World

Trump: Keep money for new FBI building in coronavirus relief bill

CGTN Published: 2020-07-30 10:47:46

President Trump said money for a new FBI building near his Washington, D.C. hotel should be included in the GOP’s coronavirus relief bill.

“We have that in the bill, it should stay,” Mr. Trump told reporters outside the White House Wednesday.

A view of the J. Edgar Hoover Building, the headquarters for the Federal Bureau of Investigation (FBI), on May 3, 2013 in Washington, D.C. [File Photo: AFP]

A view of the J. Edgar Hoover Building, the headquarters for the Federal Bureau of Investigation (FBI), on May 3, 2013 in Washington, D.C. [File Photo: AFP]

Plans to move FBI headquarters to a new location have been in development for years. The choices had been narrowed to three locations in suburban Washington, D.C. — two of them in Maryland and one in Northern Virginia.

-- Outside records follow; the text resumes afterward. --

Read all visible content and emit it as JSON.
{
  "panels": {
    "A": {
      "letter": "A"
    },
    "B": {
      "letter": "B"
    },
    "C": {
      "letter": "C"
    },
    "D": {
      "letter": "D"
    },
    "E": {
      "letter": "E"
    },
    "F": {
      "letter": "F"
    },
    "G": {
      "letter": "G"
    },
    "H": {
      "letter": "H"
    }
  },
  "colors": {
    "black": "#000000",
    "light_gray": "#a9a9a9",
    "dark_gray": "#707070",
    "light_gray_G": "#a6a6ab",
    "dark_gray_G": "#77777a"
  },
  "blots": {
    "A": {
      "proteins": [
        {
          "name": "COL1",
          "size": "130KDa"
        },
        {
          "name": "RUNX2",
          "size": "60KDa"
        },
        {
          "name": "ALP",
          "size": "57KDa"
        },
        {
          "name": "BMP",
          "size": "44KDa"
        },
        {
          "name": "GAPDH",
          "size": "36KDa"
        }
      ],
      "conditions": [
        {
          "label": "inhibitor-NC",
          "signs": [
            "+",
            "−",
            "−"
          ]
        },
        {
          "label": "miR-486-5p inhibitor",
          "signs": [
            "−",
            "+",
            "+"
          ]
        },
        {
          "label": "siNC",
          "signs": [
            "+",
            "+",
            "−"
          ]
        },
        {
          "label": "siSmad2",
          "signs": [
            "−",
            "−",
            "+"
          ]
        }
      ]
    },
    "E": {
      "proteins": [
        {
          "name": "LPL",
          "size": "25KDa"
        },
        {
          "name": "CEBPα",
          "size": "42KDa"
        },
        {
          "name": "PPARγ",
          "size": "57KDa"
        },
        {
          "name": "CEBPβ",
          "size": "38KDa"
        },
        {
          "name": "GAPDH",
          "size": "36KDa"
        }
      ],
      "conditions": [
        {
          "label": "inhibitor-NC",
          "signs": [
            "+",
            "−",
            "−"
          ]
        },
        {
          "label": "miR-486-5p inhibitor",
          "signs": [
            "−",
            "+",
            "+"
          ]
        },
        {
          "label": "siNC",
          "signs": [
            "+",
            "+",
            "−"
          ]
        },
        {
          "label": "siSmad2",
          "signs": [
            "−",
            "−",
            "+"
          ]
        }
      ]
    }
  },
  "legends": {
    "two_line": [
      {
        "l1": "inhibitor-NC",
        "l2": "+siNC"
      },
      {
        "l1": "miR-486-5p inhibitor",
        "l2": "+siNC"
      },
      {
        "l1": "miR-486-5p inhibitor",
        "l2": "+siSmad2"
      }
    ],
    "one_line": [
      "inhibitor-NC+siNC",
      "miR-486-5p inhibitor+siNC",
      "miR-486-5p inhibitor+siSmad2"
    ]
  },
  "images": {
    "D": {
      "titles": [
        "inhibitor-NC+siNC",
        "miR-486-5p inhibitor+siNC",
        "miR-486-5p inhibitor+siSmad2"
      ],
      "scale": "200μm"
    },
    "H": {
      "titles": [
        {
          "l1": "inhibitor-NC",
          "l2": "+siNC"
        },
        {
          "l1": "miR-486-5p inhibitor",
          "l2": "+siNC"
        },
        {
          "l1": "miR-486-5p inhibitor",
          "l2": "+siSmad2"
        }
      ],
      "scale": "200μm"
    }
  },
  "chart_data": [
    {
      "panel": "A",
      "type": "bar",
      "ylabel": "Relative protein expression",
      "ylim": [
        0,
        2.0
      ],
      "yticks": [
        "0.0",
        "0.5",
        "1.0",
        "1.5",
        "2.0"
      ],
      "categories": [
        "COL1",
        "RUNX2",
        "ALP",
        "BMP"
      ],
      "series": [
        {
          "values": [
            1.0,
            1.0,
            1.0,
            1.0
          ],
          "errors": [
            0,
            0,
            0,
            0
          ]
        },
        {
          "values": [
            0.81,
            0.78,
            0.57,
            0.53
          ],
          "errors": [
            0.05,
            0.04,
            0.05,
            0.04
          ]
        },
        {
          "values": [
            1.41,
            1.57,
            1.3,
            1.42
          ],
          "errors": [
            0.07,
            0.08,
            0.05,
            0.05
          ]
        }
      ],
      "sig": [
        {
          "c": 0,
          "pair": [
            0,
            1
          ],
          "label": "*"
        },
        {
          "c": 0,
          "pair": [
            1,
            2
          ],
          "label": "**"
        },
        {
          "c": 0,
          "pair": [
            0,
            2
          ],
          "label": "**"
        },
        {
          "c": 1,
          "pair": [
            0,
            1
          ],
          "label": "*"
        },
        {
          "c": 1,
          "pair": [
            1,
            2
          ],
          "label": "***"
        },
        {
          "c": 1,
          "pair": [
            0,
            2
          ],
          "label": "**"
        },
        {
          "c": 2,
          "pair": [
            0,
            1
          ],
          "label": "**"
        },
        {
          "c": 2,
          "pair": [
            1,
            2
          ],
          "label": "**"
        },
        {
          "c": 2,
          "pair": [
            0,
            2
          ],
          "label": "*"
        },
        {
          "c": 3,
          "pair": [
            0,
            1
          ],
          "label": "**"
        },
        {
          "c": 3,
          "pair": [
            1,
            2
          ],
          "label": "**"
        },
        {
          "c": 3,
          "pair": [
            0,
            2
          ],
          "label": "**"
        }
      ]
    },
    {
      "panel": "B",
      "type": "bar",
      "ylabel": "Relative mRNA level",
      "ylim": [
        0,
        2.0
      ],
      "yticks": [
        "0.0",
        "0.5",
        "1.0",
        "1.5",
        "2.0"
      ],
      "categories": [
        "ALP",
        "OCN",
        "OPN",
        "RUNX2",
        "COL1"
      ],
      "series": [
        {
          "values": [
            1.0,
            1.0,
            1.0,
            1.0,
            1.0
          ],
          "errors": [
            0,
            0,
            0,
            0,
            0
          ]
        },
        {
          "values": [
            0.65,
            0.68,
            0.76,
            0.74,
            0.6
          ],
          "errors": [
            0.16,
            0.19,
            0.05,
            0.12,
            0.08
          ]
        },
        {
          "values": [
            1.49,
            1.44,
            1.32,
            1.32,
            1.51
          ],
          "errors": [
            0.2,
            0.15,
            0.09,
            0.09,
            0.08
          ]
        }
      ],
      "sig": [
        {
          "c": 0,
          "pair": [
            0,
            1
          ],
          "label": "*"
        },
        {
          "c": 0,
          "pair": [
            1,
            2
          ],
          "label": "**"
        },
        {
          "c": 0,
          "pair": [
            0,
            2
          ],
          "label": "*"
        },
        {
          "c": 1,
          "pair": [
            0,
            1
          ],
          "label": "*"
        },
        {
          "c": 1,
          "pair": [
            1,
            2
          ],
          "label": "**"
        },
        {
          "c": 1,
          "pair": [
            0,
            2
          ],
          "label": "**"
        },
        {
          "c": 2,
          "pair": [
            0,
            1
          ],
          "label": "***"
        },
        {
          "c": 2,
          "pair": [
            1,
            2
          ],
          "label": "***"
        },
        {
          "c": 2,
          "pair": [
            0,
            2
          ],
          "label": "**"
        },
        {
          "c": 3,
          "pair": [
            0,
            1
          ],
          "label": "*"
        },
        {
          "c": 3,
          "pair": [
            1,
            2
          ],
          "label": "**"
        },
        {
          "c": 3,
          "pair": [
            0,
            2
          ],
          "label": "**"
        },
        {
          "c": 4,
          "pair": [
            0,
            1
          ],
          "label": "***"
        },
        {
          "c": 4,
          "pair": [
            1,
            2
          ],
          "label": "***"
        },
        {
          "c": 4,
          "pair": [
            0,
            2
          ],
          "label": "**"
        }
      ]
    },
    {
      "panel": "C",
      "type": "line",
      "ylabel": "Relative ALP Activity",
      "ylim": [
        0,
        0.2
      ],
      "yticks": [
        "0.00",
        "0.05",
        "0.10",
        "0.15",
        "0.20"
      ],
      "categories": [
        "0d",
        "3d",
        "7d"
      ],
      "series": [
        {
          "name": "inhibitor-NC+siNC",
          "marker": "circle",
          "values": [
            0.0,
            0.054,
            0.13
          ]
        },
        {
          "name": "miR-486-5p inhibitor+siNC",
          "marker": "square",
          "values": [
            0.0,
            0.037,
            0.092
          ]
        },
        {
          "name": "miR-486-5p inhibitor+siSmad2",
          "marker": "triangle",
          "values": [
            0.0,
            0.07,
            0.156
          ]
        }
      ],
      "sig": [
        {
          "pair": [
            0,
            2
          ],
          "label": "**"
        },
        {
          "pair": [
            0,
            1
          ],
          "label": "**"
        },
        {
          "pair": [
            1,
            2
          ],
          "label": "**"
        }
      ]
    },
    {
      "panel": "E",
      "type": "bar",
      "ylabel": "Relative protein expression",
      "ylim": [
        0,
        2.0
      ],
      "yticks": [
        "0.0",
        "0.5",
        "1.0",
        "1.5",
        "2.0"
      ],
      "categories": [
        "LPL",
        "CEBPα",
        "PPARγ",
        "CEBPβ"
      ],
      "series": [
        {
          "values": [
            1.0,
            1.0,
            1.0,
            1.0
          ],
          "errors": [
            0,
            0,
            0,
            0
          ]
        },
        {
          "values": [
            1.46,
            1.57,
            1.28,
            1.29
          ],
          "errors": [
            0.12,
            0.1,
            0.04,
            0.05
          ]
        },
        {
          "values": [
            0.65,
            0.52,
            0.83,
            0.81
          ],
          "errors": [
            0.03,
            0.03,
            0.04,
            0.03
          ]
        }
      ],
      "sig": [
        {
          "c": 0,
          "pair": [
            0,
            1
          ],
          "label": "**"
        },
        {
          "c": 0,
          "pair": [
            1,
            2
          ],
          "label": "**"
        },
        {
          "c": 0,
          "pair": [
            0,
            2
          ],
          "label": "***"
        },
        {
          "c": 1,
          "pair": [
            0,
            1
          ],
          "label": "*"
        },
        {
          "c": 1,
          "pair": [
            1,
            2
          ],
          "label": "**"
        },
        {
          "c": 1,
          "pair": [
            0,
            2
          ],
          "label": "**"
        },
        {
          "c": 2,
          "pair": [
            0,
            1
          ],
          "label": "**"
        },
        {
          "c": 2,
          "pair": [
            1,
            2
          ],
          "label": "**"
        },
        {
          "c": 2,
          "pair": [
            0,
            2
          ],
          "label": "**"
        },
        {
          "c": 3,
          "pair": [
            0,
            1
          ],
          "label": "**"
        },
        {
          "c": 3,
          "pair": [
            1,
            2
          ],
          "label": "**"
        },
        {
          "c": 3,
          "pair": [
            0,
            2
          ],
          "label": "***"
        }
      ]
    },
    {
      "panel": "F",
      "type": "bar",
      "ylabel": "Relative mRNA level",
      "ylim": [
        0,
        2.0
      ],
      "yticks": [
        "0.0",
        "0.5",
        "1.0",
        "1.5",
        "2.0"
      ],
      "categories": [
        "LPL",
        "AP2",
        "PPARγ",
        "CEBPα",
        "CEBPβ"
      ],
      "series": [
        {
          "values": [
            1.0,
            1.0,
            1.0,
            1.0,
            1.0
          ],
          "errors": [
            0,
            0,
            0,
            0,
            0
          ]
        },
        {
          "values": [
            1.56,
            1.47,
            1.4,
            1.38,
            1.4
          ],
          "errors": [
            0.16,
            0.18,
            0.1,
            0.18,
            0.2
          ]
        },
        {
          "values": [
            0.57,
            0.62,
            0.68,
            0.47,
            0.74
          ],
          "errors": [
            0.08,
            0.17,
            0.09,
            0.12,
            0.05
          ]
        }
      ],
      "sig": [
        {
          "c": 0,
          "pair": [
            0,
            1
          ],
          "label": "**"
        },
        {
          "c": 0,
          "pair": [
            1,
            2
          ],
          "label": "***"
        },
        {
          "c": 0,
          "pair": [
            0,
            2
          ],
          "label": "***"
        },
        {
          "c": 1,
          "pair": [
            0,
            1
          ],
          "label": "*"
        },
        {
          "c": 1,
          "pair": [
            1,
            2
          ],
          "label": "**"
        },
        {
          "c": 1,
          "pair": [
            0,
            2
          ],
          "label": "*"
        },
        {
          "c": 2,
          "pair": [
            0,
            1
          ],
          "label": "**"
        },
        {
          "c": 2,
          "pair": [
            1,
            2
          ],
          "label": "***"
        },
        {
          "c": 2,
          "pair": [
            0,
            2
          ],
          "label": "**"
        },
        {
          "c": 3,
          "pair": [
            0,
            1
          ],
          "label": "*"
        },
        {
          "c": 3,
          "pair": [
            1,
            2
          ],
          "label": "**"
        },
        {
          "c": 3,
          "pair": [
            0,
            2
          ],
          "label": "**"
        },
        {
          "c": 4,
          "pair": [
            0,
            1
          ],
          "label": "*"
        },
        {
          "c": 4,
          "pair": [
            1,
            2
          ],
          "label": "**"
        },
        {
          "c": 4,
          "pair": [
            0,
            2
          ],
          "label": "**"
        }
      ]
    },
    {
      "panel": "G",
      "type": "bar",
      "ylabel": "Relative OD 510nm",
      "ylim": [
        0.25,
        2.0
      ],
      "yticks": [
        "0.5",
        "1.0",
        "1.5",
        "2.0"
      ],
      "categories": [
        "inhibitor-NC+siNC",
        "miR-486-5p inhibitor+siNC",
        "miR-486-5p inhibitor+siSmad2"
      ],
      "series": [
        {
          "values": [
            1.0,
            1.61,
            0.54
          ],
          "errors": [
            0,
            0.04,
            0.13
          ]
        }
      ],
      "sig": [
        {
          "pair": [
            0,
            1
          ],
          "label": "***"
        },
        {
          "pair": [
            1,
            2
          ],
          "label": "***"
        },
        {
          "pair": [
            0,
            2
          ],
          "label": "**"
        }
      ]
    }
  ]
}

Trump prefers FBI headquarters to remain close to its present location, which is “near his Washington, D.C. hotel,” The Washington Times noted. He suggested one option would be renovating the FBI’s existing building on Pennsylvania Avenue.

The bill was tabled this week to immediate opposition from GOP senators, who questioned whether funds for a new FBI building belong in the coronavirus relief bill.

Senate Majority Leader, Mitch McConnell (R-KY), and other Republicans joined Democrats in opposing the Trump administration’s proposal to include $1.75 billion for a new FBI building in the coronavirus relief bill.

Democrats alleged the move is intended to protect the Trump International Hotel. The current FBI building is nearby.

“They [the Republicans] didn’t have money for food stamps, but they had money for an FBI building just so that they can diminish competition for the president’s hotel,” House Speaker Nancy Pelosi (D-CA) told reporters.

White House officials deny Trump’s business interests are connected to the president’s efforts to keep FBI headquarter in the city.

After the cancellation of plans to build a new FBI campus in the suburbs, Justice Department inspector general, Michael E. Horowitz, opened an investigation into the decision to scrap those plans.

More than a year later that investigation is still underway.